Black in Brown Space: Anti-Blackness at a Latinx-Serving, “Social Justice” School Before and After George Floyd
- Alicea, Julio
- Advisor(s): Howard, Tyrone;
- Noguera, Pedro
Abstract
Scholars have long sought to examine the ways in which urban schools serve as sites of social reproduction and thus, contribute to racial and other social inequalities in the society writ large. To date, research has emphasized the deleterious effects of harmful pedagogies, unrepresentative curricula, unequal access to family resources, problematic sorting practices and school segregation. This large and influential body of scholarship has yielded many important insights about educational problems, but has often framed studies of inequality as being between Whites and people of color. The result of this dominant framing is that we understand less about the machinations of racial inequality between racially minoritized groups.
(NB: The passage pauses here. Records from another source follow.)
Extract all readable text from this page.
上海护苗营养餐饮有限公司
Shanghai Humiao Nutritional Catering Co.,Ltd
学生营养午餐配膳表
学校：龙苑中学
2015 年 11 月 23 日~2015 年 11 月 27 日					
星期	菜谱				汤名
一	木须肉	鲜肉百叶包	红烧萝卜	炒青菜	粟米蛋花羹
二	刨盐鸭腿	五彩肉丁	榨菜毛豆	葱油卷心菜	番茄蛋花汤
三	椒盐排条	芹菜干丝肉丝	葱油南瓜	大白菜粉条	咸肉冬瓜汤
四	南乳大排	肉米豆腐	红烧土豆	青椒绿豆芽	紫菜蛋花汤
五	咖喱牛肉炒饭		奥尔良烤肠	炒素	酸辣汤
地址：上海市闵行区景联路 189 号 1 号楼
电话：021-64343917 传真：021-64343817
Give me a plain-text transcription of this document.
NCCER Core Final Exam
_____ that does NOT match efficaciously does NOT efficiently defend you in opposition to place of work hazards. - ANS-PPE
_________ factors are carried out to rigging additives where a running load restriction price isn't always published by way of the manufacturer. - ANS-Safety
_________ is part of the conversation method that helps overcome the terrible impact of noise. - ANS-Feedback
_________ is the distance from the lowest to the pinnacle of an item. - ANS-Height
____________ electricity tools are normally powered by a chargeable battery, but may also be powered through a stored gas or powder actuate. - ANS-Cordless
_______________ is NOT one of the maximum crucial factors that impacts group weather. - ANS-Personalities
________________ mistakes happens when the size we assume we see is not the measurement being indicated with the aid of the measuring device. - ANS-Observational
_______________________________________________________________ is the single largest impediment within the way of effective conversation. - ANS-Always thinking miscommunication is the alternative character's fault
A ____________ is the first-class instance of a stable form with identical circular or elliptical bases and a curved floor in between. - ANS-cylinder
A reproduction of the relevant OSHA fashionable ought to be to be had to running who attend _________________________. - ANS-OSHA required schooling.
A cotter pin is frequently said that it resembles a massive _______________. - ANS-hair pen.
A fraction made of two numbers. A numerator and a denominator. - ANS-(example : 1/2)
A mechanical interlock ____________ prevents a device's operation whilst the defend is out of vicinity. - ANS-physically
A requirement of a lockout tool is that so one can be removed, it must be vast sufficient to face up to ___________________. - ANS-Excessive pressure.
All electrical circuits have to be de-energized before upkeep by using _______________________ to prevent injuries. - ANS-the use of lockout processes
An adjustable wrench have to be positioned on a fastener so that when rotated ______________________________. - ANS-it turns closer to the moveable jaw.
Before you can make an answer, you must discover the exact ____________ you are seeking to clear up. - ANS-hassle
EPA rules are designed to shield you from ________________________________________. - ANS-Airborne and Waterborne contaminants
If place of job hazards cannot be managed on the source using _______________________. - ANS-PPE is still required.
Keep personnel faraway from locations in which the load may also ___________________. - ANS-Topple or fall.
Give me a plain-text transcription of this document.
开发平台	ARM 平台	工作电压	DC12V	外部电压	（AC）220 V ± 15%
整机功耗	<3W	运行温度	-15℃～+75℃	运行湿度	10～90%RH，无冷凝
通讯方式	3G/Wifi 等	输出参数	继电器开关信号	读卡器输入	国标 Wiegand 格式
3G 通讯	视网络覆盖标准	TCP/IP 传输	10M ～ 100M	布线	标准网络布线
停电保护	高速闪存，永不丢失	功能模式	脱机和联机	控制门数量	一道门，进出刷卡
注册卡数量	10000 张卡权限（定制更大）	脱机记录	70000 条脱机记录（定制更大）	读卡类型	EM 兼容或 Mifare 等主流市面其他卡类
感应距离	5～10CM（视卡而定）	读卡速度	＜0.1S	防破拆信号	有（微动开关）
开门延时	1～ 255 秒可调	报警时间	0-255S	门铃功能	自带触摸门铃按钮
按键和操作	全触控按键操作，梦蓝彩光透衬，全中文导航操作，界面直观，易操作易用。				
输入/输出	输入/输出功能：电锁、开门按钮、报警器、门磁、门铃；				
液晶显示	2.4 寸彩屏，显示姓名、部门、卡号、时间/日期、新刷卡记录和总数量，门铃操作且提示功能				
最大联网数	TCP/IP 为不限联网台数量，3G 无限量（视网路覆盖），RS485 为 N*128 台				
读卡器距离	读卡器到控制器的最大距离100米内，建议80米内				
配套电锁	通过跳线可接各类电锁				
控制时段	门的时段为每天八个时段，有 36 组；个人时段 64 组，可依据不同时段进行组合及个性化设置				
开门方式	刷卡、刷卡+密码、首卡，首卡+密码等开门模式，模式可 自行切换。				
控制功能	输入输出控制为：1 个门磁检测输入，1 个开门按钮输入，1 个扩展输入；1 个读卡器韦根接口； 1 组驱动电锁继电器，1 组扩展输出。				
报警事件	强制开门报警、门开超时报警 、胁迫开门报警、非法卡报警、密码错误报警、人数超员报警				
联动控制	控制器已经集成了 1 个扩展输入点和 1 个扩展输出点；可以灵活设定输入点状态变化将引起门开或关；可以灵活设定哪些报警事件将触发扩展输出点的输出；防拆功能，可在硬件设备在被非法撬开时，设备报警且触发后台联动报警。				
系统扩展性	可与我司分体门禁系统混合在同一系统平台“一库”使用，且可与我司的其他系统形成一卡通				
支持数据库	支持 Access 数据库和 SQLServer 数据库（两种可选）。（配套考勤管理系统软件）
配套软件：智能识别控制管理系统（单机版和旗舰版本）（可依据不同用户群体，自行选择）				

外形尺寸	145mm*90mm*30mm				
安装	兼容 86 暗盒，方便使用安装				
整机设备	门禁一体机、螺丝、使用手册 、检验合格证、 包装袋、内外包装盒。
My study addresses this gap by studying one school site over four consecutive school years, including two years prior to the killing of George Floyd and two years after. The study focuses on two primary research questions: (1) What are the sources and mechanisms of Black-Latinx inequalities in a school tailor-made for equitable education across racial lines? and (2) How does a Latinx-centric politics of coalition shape how the school, as an organization, conceptualizes of and responds to racial (in)justice? These questions allowed the study to attend to a sociological puzzle: a self- described social justice school with dedicated teachers, a community-grounded origin story, and a 100% non-White population that contains racial disparities across myriad academic and social dimensions. To examine this puzzle, I utilized observations, in-depth interviews (n=93), and document analysis. Though operating from a quasi-inductive stand point, the project has three intellectual genealogies: racial politics, anti-Blackness, and organizational theory. Findings include a climate of anti-Blackness at school and in the community, characterized by the failure to acknowledge and address Black suffering. Further, a Latinx-centric view of social justice and racial solidarity politics consistently foreclosed opportunities for meaningful organizational change. The insights from this study have significant implications for research on education, race, and organizations. It also contains important lessons for practice and policy, ranging from classroom instruction to school leadership to diversity work to district, state, and federal policymaking.